LANGKAT, PAB | Polres Binjai didesak untuk turun dan melakukan penindakan terhadap Diskotek Bluenight di Desa Emplasemen Kwala Mencirim, Kecamatan Sei Bingai, Langkat.
Desakan itu menyikapi adanya peredaran secara bebas pil ekstasi pada tempat hiburan malam tersebut.
Sebelumnya Diskotik ini sempat dirobohkan oleh pihak Pemprov Sumut dan kembali dibangun dengan berganti nama "Bluenight" kini kembali menjadi sorotan publik.
Pada tanggal 25 November lalu, telah terjadi peristiwa tragis yang berupa satu orang yang diduga meninggal dunia akibat overdosis dilokasi tersebut, lalu pemerintah melakukan penutupan paksa serta penyegelan ulang.
Namun hal tersebut, tidak menjadi efek jerah bagi sang pemilik (owner) justru tidak lama disegel, Diskotik Bluenight kembali beroperasi bahkan baru - baru ini kembali lagi terjadi seorang pengunjung diduga tewas overdosis.
Salah seorang pengunjung menyebutkan, Diskotik Bluenight hingga saat ini terus beroperasi, bahkan KTV non-stop 24 jam beroperasi.

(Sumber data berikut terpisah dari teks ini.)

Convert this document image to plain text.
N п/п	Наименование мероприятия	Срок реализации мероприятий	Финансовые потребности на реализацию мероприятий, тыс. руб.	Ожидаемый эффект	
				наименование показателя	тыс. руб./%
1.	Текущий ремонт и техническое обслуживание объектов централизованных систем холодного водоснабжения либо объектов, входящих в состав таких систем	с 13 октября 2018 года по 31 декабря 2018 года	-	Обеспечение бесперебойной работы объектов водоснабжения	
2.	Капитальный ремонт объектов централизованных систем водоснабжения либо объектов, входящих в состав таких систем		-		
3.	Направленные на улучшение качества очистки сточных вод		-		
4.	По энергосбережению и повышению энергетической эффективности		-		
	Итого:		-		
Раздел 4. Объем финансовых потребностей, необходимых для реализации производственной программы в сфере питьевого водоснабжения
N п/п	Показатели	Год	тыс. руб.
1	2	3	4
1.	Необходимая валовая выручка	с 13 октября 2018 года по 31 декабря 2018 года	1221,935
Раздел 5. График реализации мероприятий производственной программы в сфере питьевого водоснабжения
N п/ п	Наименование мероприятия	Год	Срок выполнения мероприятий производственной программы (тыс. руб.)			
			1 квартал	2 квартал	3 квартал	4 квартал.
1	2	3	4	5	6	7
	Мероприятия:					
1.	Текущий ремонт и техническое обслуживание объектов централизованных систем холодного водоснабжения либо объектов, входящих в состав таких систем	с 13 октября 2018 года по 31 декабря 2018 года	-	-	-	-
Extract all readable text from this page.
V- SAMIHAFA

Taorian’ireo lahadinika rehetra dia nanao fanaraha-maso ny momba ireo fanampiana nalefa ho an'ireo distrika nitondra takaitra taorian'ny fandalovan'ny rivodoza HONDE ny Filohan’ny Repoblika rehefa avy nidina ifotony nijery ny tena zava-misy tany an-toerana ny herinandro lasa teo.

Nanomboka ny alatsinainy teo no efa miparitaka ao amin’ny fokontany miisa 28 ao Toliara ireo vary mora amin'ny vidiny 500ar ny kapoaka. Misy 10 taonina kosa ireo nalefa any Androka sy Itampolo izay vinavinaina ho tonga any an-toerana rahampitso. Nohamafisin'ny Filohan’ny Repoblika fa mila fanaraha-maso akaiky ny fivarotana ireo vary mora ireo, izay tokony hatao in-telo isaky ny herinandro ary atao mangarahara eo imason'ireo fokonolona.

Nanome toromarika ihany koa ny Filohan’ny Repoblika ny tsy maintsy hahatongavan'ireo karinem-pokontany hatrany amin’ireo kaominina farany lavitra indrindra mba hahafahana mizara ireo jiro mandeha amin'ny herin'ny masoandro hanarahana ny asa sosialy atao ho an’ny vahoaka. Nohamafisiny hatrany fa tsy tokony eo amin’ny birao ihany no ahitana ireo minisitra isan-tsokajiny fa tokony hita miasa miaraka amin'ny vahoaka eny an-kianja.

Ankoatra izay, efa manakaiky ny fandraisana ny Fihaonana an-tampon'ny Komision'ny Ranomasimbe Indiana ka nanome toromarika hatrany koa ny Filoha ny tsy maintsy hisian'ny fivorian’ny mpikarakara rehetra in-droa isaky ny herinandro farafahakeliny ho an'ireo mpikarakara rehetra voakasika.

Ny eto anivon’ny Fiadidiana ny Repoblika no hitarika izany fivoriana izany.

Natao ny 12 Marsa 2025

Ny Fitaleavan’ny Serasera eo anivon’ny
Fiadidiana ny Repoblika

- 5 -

" Kalau masuk ktv bang, kita harus pesan ob (inex) dari dalam, mereka menyediakan dengan harga 300 rb perbutir," sebut Andi salah seorang pengunjung, Kamis (29/01/26).
Menanggapi hal tersebut, Kapolres Binjai AKBP Mirzal Maulana, S.I.K., S.H., M.M., M.H melalui Kasat Narkoba Polres Binjai AKP Ismail Pane menyampaikan pihaknya akan menurunkan tim untuk melakukan penyelidikan.
" Terimakasih infonya bang, nanti kita akan segera menurunkan tim untuk ungkap yang diduga adanya peredaran narkotika di lokasi tersebut," tegas AKP Ismail Pane.